This headline and story appeared on my Smithsonian news email last Wednesday, May 11. It is a fascinating look at what is considered to be the world’s oldest printed book.
The first part of the story may be found below; read more at the link provided at the end.
No one is sure who Wang Jie was or why he had The Diamond Sutra printed. But we do know that on this day in 868 A.D.—or the 13th of the 4th moon of the 9th year of Xiantong in Jie’s time—he commissioned a block printer to create a 17-and-a-half-foot-long scroll of the sacred Buddhist text, including an inscription on the lower right hand side reading, “Reverently made for universal free distribution by Wang Jie on behalf of his two parents.” Today, that scroll is housed at the British Library and is acknowledged as the oldest dated printed book in existence.

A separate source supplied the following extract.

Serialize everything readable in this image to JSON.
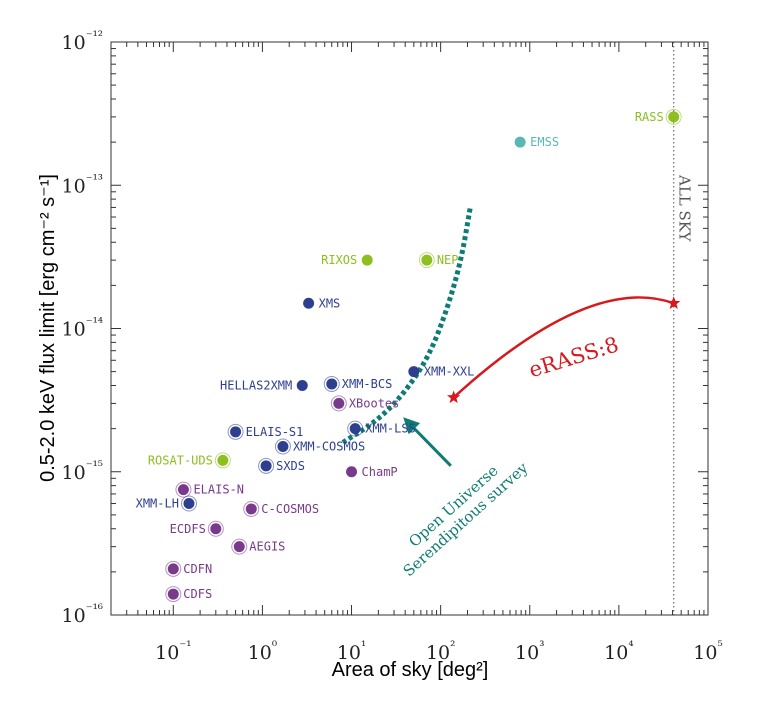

Chances are you know a little something about the Gutenberg Bible, the first book made with moveable type, which came along almost 600 years later. Bibliophiles might also have a working knowledge of other famous manuscripts like the Book of Kells, The Domesday Book, and Shakespeare’s First Folio. Well, The Diamond Sutra should be in that pantheon of revered books, as well. Here’s why:
The text was originally discovered in 1900 by a monk in Dunhuang, China, an old outpost of the Silk Road on the edge of the Gobi Desert. The Diamond Sutra, a Sanskrit text translated into Chinese, was one of 40,000 scrolls and documents hidden in “The Cave of a Thousand Buddhas,” a secret library sealed up around the year 1,000 when the area was threatened by a neighboring kingdom.